Der Bürgerkrieg in Nepal flammt wieder auf

Ein Angriff der maoistischen Guerilla mit mindestens 128 Toten zeigt die Fehleinschätzung der Regierung. Sie kündigt eine Gegenoffensive an

DELHI taz ■ Die nepalesische Regierung hat am Sonntag in einer Sondersitzung eine Gegenoffensive gegen die maoistische Guerilla angekündigt. Gestern trat außerdem das Parlament zusammen, um eine Verlängerung des Ausnahmezustands zu beschließen. Dessen Frist läuft Ende des Monats ab und muss von einer Zweidrittelmehrheit des Parlaments verlängert werden.

Oppositionskreise hatten in den letzten Wochen die Notwendigkeit dieses Schrittes bezweifelt. Die Regierung insistierte dagegen auf einer Verlängerung des Ausnahmezustands, obwohl auch sie behauptete, sie habe das militärische Rückgrat der Aufständischen gebrochen. Die Linksopposition kritisierte den Notstand, weil er zu einer Einschränkung der Grundrechte und zur Verhaftung missliebiger Kritiker geführt hatte.

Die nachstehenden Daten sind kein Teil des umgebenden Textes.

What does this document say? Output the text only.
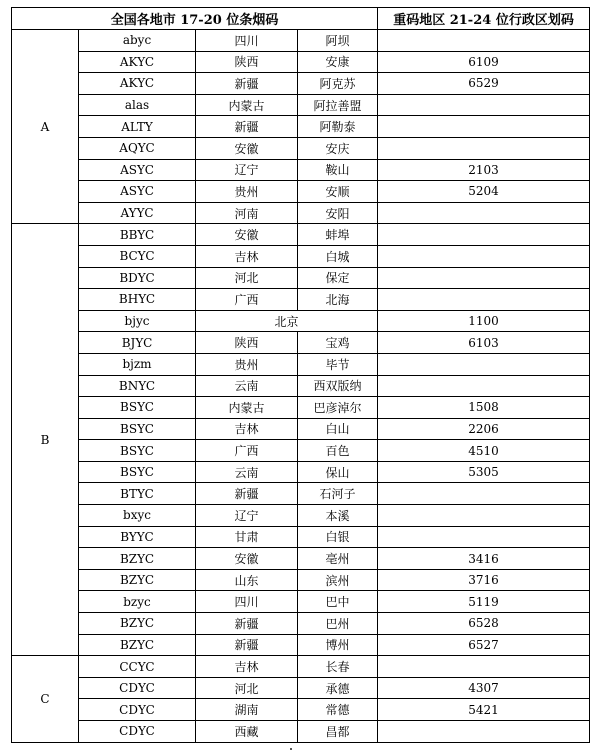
全国各地市 17-20 位条烟码				重码地区 21-24 位行政区划码
A	abyc	四川	阿坝	
	AKYC	陕西	安康	6109
	AKYC	新疆	阿克苏	6529
	alas	内蒙古	阿拉善盟	
	ALTY	新疆	阿勒泰	
	AQYC	安徽	安庆	
	ASYC	辽宁	鞍山	2103
	ASYC	贵州	安顺	5204
	AYYC	河南	安阳	
B	BBYC	安徽	蚌埠	
	BCYC	吉林	白城	
	BDYC	河北	保定	
	BHYC	广西	北海	
	bjyc	北京		1100
	BJYC	陕西	宝鸡	6103
	bjzm	贵州	毕节	
	BNYC	云南	西双版纳	
	BSYC	内蒙古	巴彦淖尔	1508
	BSYC	吉林	白山	2206
	BSYC	广西	百色	4510
	BSYC	云南	保山	5305
	BTYC	新疆	石河子	
	bxyc	辽宁	本溪	
	BYYC	甘肃	白银	
	BZYC	安徽	亳州	3416
	BZYC	山东	滨州	3716
	bzyc	四川	巴中	5119
	BZYC	新疆	巴州	6528
	BZYC	新疆	博州	6527
C	CCYC	吉林	长春	
	CDYC	河北	承德	4307
	CDYC	湖南	常德	5421
	CDYC	西藏	昌都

Nach den Ereignissen vom Wochenende wird Premierminister Sher Bahadur Deuba keine Mühe haben, die nötige Zweidrittelmehrheit zu erreichen. Der Angriff von Maoisten auf den Bezirkshauptort Mangalsen im Westen des Landes hat gezeigt, dass sie trotz Mobilisierung der Armee weiterhin aktionsfähig sind.

Der Angriff im Bezirk Achhan rund 450 Kilometer westlich der Hauptstadt Kathmandu folgte dabei der bewährten Taktik früherer Aktionen. Mehrere hundert Rebellen umstellten in der Nacht zum Sonntag die Quartiere von Verwaltung und Polizei und zündeten Sprengsätze. Die in Brand geratenen Gebäude boten ihnen die nötige Beleuchtung, um die ins Freie flüchtenden Bewohner von allen Seiten unter Beschuss zu nehmen. Wie gezielt der Angriff war, lässt sich der Opferstatistik entnehmen: Unter den Toten – bislang ist von 128 die Rede – ist nur eine Zivilistin, die Frau eines Beamten. Die übrigen Opfer sind Soldaten, Polizisten und Beamte. Allerdings sind getötete Rebellen nicht mitgezählt. Wie früher haben die Maoisten auch diesmal ihre Toten mitgenommen.

Die Guerilla-Aktion vom Wochenende ist zweifellos die schwerste Niederlage des Staats im „Bauernkrieg“, den linksgerichtete Intellektuelle 1996 begonnen haben, und der inzwischen über 2.500 Menschen das Leben gekostet hat.

Am nächsten Wochenende jährt sich der Beginn des Konflikts zum sechsten Mal, und der Angriff in Mangalsen war zweifellos so gewählt, um den Staat an dieses Datum zu erinnern. Zudem erließ die Guerilla letzte Woche einen Aufruf zum Generalstreik am 23. und 24. Februar. Doch auch dieser vermochte die Regierung in ihrer Gewissheit nicht zu erschüttern, dass die Maoisten in voller Flucht begriffen seien.

Der Überfall zeigt auch, dass der Staat kaum über nachrichtendienstliche Informationen über die Guerilla verfügt. Dies ist auch ein Symptom für das große soziale und ökonomische Gefälle, das zwischen den verarmten Bauern, aus denen sich das Gros der Guerilla rekrutiert, und dem Staatsapparat besteht. Es mag zudem eine Erklärung für die Kaltblütigkeit sein, mit der die Guerilla die Vertreter eines Staats niedermetzeln, von dem sie – trotz Demokratie und Entwicklungshilfe – gänzlich vernachlässigt worden sind.